Ok, I have stopped it from crashing by using the data files from here: https://github.com/tesseract-ocr/tesseract/wiki/Data-Files#data-files-for-version-302.

Although it's stopped crashing I'm unsure if the language is in fact changing, as the accents don't come out as one would expect and the "é" character comes out as "é". Similarly in German, "ö" becomes "ö". Is there any help you can give with regards to this? Thanks.

RaiMan (raimund-hocke) said : #4

ok, again thanks for not giving up.

My bad: if I would have checked instead of guessing, I would have realized, that Tesseract 3.02 is the correct choice.

I have corrected the answer and faq 2709 accordingly.

Since beginning with Tesseract 3 read text is returned as unicode string, staying with SikuliX 1.1.0 makes problems, since the contained Jython 2.5 does not recognize unicode strings.

I recommend, to upgrade to SikuliX 1.1.1 which has Jython 2.7 (unicode aware).
Additionally using Java 7 or even Java 8 (not Java 9 yet!) would be a good choice.
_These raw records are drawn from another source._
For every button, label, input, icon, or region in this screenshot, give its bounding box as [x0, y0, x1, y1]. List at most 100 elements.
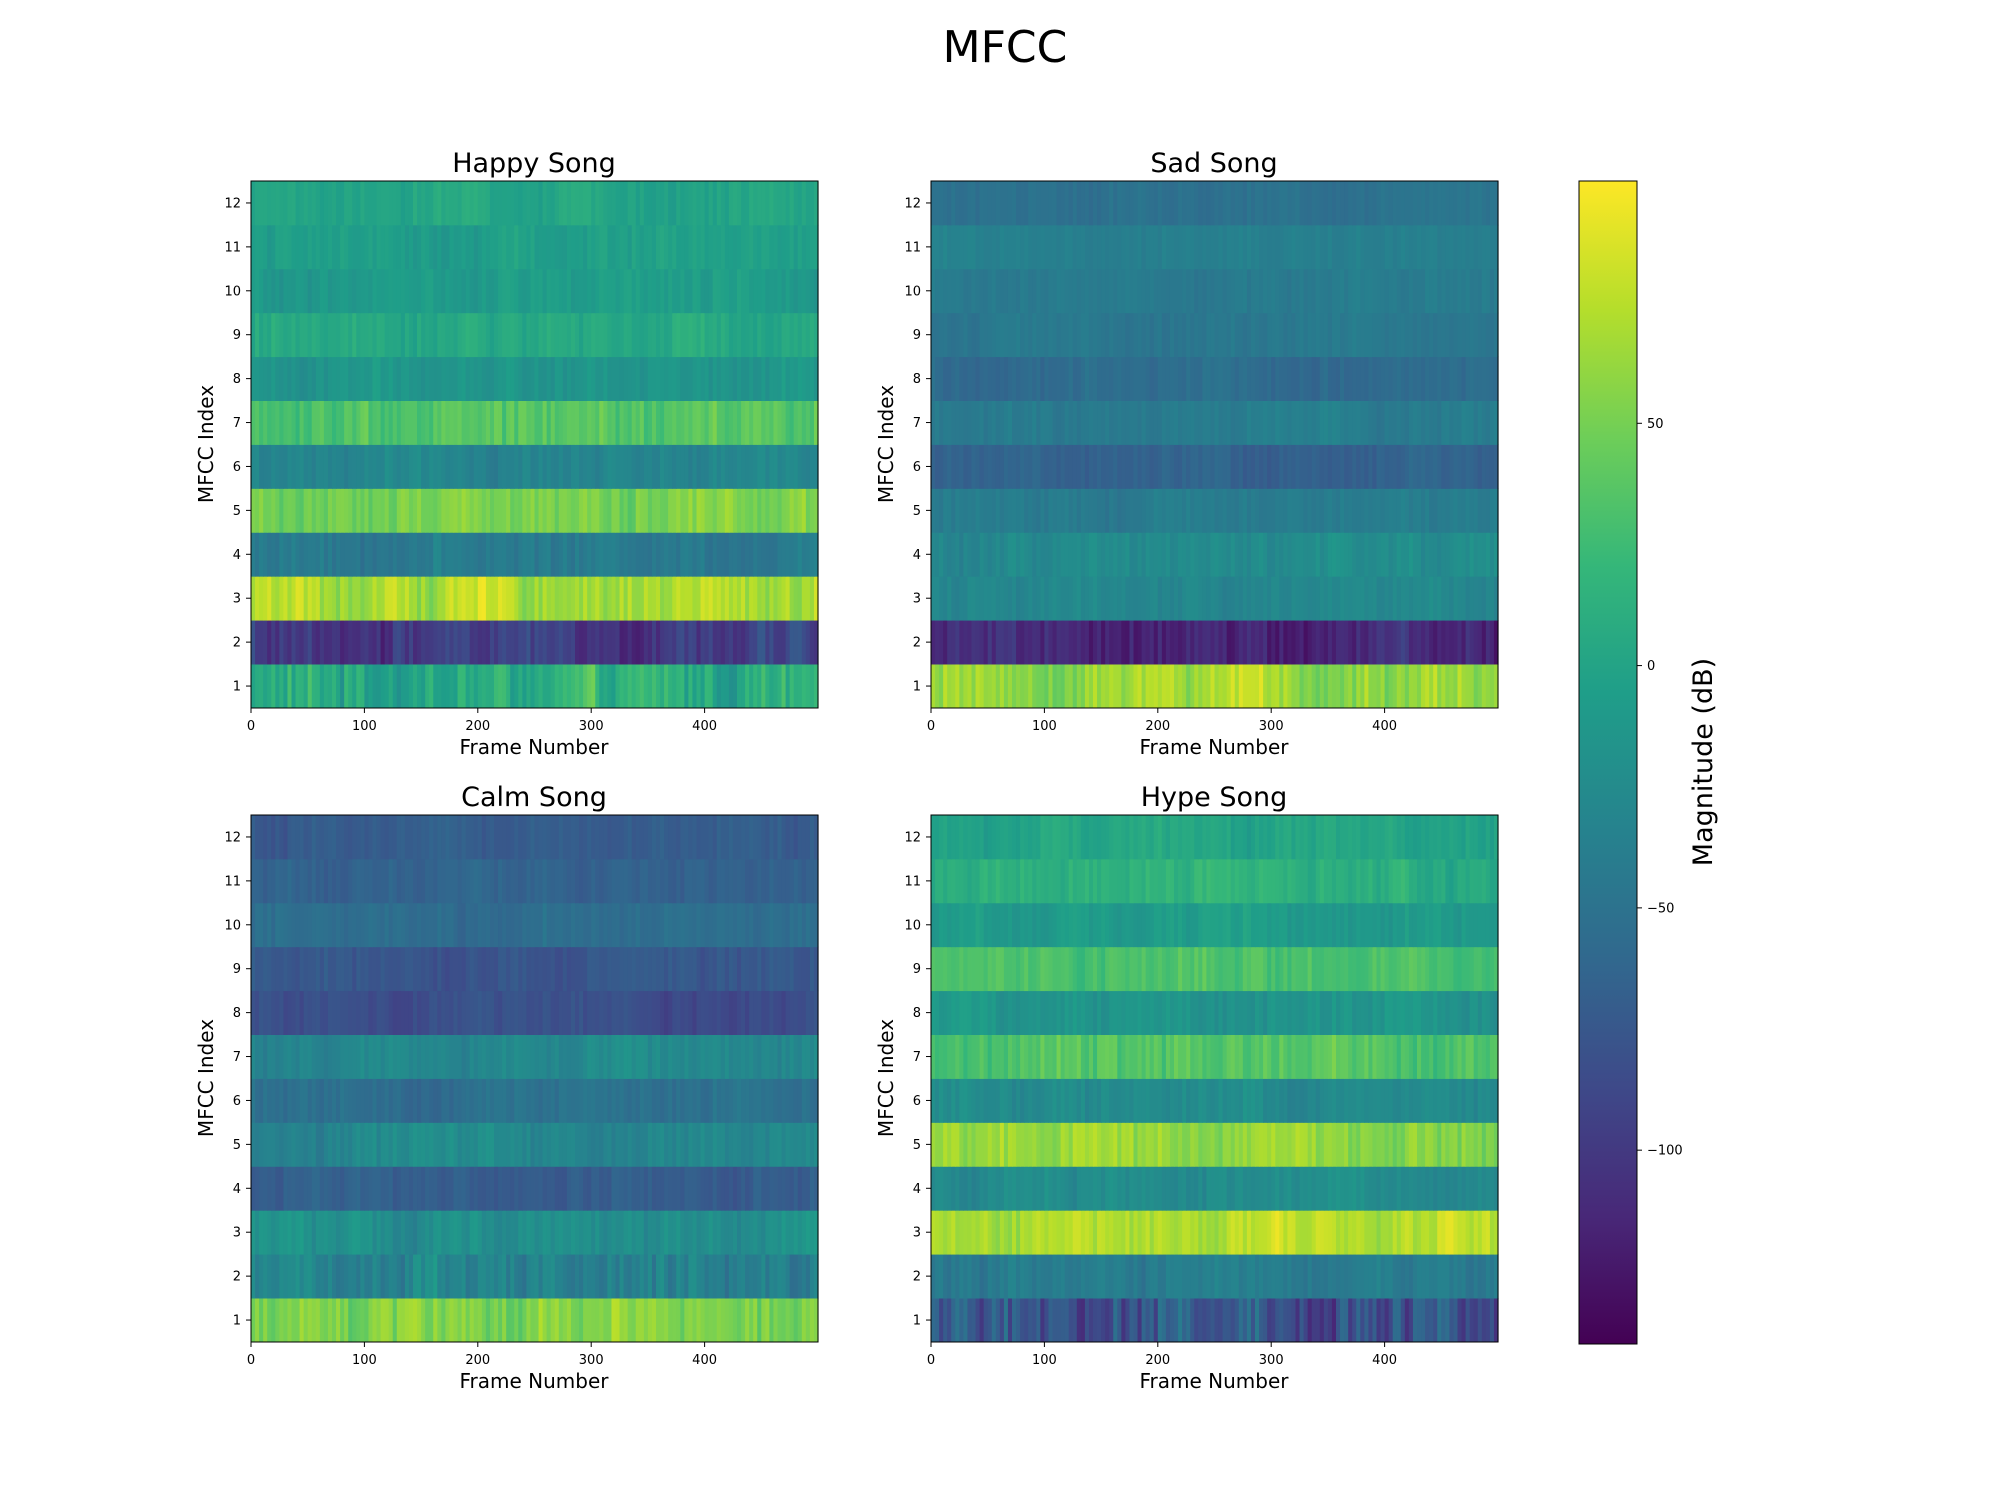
heatmap-row-8 — [251, 990, 819, 1035]
heatmap-cell — [781, 181, 787, 226]
heatmap-cell — [307, 444, 313, 489]
heatmap-cell — [413, 181, 418, 226]
heatmap-cell — [680, 444, 685, 489]
heatmap-cell — [364, 858, 370, 904]
heatmap-cell — [955, 576, 960, 621]
heatmap-cell — [323, 488, 329, 533]
heatmap-cell — [303, 664, 309, 709]
heatmap-cell — [797, 990, 803, 1035]
heatmap-cell — [935, 268, 940, 314]
heatmap-cell — [1012, 664, 1017, 709]
heatmap-cell — [376, 620, 382, 665]
heatmap-cell — [566, 1034, 572, 1079]
heatmap-cell — [1360, 356, 1365, 401]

I made a test with german language like this:
import org.sikuli.script.TextRecognizer as TR
Settings.OcrReadText = True
Settings.OcrLanguage = "deu"
TR.reset()

text = selectRegion().text()
uprint(text) # normal print not unicode aware
popup(text) # unicode aware

which worked as expected and printed the "german umlauts" ä, ü, ö

uprint() is a SikuliX helper function, that internally makes unicode strings printable and can be used like the print statement.

edlothiad (edlothiad) said : #5

Ok, I guess that's where the issue is. As far as I was aware I've been using SikuliX 1.1.1, using the setup you mentioned here: https://answers.launchpad.net/sikuli/+question/657706

Having the sikulixsetp-1.1.1.jar and the SikuliX-1.1.1-SetupLog in my SikuliX folder

The jython-standalone-2.7.0 in my downloads folder (in my SikuliX folder).

Yet the IDE says SikulixIDE 1.1.0 on the top bar. and using both uprint and popup is causing the same unicode error. Should I just be running the setup you linked in the answer above again?

Best RaiMan (raimund-hocke) said : #6

yes, each SikuliX version needs to run the setup, to get the valid jars for that version in the folder, where you run the setup.

Take care, when running version 1.1.1 nothing in your environment points to something related to version 1.1.0

edlothiad (edlothiad) said : #7

Thanks RaiMan, that solved my question.

edlothiad (edlothiad) said : #8

However, if I understood correctly, the uprint function should be unicode aware, however it's failing to print the unicode characters (popup is now printing umlauts correctly) is this something that I'm doing wrong?